Anthropologists like Victor Turner have studied rituals across cultures, identifying how they create liminal spaces and experiences that temporarily erase society’s divisions and categories. This installation provides such a ritual context for shedding the heaviness of our constructed identities to rediscover our natural state, foregrounding our universal need for breath.
At the most basic biological level, our shared physiological need for air inextricably connects all human life. Our lungs, pumping ceaselessly from first cry to last sigh, reveal our creaturely kinship beneath acquired identities built of language and culture. Air is what we all have in common, what we all share, what we all need to live. It is the invisible that sustains us, the ungraspable that connects us.
When we exhale our breath, we are engaging in an act of com-union, finding the universals that transcend culturally-prescribed differences. It evokes Turner’s notion of “communitas” — an unstructured community of equal individuals sharing common experiences.
Breath precedes belief, in a process far older than borders. We are bound by breathing before any doctrine can divide us. We inhale and exhale in unison, bound by this cycling of air long before we learn to speak of “them” and “us.”
Art critic John Berger wrote, “Seeing comes before words. The child looks and recognizes before it can speak”. This artwork takes us back to that pre-verbal recognition, before we learned to divide and label one another.
Final words
In a world where we often focus on the divisions and the boundaries, I invite visitors to participate in this installation which constitutes a tribute to our shared human experience.

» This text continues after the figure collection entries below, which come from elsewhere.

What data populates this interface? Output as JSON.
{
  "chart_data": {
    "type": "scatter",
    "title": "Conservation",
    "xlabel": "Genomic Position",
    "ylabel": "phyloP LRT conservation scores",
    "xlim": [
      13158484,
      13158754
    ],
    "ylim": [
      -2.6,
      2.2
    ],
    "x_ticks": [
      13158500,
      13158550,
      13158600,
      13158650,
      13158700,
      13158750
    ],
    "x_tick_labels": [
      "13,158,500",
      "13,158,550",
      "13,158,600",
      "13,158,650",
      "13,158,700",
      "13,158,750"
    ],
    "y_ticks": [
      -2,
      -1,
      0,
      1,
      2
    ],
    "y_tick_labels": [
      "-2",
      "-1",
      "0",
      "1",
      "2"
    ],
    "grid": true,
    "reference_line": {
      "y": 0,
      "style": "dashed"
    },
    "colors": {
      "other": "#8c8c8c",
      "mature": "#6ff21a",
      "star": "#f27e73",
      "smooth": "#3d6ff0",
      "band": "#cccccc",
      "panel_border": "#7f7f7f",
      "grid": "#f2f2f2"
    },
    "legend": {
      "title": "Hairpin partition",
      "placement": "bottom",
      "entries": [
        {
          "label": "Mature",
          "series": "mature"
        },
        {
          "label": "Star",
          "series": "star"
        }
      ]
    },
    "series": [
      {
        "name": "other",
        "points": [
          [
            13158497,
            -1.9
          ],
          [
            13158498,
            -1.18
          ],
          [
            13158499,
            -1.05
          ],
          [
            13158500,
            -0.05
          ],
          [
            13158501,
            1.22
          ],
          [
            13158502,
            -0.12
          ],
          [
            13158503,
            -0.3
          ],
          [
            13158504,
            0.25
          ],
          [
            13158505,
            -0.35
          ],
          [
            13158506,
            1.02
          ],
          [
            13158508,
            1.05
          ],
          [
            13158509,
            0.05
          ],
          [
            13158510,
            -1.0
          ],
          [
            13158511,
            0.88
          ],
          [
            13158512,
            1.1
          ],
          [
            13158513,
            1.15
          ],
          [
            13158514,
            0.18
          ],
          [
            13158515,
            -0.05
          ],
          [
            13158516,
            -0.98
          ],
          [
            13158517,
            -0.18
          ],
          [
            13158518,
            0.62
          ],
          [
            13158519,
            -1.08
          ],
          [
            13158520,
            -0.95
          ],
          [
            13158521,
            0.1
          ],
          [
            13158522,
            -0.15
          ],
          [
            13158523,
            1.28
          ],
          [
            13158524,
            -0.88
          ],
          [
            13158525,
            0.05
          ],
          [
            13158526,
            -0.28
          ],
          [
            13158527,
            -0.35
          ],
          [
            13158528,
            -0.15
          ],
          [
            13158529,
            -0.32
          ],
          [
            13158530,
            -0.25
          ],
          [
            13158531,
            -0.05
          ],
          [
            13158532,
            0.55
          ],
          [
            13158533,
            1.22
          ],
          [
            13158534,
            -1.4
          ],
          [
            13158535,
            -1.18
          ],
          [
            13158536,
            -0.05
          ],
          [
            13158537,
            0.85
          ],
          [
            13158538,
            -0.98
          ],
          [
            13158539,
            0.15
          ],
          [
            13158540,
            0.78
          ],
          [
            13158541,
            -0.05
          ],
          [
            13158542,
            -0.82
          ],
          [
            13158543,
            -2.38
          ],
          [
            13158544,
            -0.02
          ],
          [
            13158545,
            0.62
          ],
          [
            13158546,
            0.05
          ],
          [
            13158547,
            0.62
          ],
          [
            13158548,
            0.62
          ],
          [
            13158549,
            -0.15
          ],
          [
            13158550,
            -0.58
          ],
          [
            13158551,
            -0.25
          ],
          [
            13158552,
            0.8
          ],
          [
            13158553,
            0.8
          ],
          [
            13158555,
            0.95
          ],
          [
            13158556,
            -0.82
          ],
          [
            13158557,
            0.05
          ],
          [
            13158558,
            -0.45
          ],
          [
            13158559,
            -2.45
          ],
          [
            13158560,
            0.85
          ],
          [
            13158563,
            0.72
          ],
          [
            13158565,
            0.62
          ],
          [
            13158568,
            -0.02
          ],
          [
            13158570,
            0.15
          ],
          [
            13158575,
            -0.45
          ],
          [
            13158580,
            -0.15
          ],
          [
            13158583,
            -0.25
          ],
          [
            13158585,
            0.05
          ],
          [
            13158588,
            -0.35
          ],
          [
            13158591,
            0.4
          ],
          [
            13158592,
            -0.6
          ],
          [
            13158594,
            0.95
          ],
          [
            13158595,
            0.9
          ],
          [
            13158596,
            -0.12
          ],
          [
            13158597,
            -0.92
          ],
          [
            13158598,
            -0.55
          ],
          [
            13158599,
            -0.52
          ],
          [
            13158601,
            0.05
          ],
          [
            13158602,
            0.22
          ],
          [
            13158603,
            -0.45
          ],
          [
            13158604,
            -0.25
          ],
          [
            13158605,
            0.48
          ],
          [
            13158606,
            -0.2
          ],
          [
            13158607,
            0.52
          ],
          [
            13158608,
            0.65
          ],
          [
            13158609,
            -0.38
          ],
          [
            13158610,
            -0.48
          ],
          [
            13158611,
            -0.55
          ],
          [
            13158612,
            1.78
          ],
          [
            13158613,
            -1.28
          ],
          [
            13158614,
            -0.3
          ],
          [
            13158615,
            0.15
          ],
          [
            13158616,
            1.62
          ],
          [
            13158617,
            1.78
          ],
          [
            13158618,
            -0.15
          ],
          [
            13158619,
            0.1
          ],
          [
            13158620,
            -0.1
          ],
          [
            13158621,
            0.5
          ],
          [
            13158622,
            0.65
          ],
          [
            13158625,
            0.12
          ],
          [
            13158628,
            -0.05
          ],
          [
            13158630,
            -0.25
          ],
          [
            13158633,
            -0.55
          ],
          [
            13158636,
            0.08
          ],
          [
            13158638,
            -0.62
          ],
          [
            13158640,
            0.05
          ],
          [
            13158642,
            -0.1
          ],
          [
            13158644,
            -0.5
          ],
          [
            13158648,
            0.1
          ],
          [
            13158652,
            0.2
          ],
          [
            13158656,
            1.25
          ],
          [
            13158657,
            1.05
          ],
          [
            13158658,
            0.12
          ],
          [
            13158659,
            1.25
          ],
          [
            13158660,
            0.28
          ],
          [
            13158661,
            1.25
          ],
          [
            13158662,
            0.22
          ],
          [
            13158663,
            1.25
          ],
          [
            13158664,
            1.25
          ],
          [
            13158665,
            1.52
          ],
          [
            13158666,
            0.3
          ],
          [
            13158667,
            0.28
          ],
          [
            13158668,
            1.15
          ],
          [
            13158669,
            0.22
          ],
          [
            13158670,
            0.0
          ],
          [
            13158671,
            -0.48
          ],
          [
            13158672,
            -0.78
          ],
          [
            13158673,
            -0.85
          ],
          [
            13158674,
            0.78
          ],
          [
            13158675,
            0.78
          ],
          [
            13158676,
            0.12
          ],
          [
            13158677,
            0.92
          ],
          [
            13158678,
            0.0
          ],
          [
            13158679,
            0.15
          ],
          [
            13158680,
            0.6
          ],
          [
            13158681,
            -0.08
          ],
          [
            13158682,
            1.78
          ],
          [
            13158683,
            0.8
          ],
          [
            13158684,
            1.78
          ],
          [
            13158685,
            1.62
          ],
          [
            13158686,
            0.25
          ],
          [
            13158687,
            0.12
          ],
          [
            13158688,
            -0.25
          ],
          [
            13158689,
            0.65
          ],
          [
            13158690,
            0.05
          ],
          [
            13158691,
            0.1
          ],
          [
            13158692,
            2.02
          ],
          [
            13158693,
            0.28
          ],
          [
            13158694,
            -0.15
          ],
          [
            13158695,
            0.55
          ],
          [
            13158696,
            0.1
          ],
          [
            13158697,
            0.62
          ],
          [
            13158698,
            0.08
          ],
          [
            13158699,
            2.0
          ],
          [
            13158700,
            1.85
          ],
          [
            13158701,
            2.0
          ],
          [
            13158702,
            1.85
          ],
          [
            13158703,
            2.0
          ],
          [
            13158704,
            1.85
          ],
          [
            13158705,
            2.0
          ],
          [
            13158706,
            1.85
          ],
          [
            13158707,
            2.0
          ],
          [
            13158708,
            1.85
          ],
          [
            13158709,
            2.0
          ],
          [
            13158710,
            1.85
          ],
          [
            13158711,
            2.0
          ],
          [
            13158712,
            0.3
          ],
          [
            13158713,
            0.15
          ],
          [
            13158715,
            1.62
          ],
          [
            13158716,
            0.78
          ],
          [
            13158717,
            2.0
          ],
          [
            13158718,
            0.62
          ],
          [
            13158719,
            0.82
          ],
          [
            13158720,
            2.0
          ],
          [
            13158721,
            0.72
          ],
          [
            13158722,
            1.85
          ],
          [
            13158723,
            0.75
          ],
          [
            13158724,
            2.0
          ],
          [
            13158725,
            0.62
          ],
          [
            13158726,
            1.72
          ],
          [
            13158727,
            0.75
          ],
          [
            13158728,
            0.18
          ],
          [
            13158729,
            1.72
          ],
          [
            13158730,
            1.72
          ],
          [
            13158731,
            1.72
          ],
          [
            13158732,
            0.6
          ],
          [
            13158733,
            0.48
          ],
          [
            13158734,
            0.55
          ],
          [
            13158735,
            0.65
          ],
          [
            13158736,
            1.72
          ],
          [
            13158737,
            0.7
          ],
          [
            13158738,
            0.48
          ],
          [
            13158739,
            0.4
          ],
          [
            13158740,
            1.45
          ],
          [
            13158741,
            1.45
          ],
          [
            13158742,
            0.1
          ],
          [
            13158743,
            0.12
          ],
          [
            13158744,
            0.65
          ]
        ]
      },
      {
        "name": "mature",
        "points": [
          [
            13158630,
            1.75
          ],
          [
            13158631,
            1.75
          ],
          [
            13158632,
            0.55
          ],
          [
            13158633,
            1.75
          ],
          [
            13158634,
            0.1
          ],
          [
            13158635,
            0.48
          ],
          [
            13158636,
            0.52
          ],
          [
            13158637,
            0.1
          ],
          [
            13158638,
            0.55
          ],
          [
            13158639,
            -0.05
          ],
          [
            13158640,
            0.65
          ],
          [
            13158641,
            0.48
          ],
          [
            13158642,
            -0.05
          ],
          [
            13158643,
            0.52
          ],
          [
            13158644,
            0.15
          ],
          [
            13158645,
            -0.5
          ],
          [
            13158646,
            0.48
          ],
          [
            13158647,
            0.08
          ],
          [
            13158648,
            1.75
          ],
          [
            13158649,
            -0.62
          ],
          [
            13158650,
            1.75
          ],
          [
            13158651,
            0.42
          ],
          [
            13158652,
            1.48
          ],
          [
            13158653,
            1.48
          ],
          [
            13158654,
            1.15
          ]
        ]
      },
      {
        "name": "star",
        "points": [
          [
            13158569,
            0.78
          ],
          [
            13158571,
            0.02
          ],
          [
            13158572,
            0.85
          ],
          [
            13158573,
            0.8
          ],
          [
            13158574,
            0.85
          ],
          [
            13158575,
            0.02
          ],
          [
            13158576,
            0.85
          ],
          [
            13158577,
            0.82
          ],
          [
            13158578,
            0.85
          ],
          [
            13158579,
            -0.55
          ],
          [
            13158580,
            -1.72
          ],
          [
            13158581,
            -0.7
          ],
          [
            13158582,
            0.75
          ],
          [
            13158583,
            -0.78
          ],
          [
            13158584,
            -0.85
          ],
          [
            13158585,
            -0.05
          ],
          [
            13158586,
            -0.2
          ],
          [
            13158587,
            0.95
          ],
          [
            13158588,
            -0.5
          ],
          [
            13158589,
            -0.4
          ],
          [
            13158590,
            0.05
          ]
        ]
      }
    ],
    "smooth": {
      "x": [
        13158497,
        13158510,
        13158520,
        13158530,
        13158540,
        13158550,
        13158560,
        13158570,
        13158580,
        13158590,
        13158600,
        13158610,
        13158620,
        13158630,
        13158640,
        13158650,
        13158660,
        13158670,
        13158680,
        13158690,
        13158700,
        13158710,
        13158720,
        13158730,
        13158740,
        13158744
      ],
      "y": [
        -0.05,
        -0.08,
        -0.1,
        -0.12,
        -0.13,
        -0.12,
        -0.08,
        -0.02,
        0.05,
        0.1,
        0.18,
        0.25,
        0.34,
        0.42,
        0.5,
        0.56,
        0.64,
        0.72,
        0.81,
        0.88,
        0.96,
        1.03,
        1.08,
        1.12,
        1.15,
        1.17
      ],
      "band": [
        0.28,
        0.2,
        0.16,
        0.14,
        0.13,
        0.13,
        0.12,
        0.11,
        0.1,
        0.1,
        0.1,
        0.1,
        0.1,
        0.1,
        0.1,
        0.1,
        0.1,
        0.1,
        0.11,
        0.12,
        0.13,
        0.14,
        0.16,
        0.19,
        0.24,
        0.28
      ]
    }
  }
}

To redefine who constitutes “us”, based not on ethnicity, nationality, gender, or creed but on our elemental human bond. A space where we can celebrate our unique identity, not just in contrast to our diversities, but in our shared humanity, our shared essence.
Our culture’s categories are revealed as artifice when we focus on this common thread that weaves through our bodies. Let us rebuild ourselves around what unites rather than divides through this ritualistic performance that embodies the collective lungs.
The Poetic Impulse: Rumi's "Only Breath"
The inspiration for this installation's title "Only Breath" is drawn from the renowned 13th century Sufi mystic poet Jalal ad-Din Rumi and specifically his poem of the same name. In "Only Breath," Rumi articulates a universalist vision that moves beyond surface-level constructs of identity such as nationality, culture, gender or religious affiliation. He points to a shared essence binding all: the breath that animates mortal flesh before labels and names divide and delimit.
This poetic conception of breath as a core animating force resonates strongly with the installation’s conception of breathing as a ritual act expressing our common essence. As participants collectively inhale and exhale, identities fall away and a shared rhythm emerges, reflecting Rumi’s verse made flesh.
Poetry's power is such that it can distill truths that lie beyond time and particulars. Rumi's message still speaks today, an invitation to blow down the walls between us and find resonance in shared practice.
Born in 1207 CE in the Persian empire, Rumi’s influence flourished through poetry composed in Persian and Arabic that conveyed Sufi mysticism in vivid symbolic language. Often using the metaphor of intoxicated or divine love, his works sought unity of religious beliefs while expressing an inward, ecstatic devotional spirit.
The expansive universal vision of “Only Breath” exemplifies Rumi’s humanism and ability to articulate transcendent truths.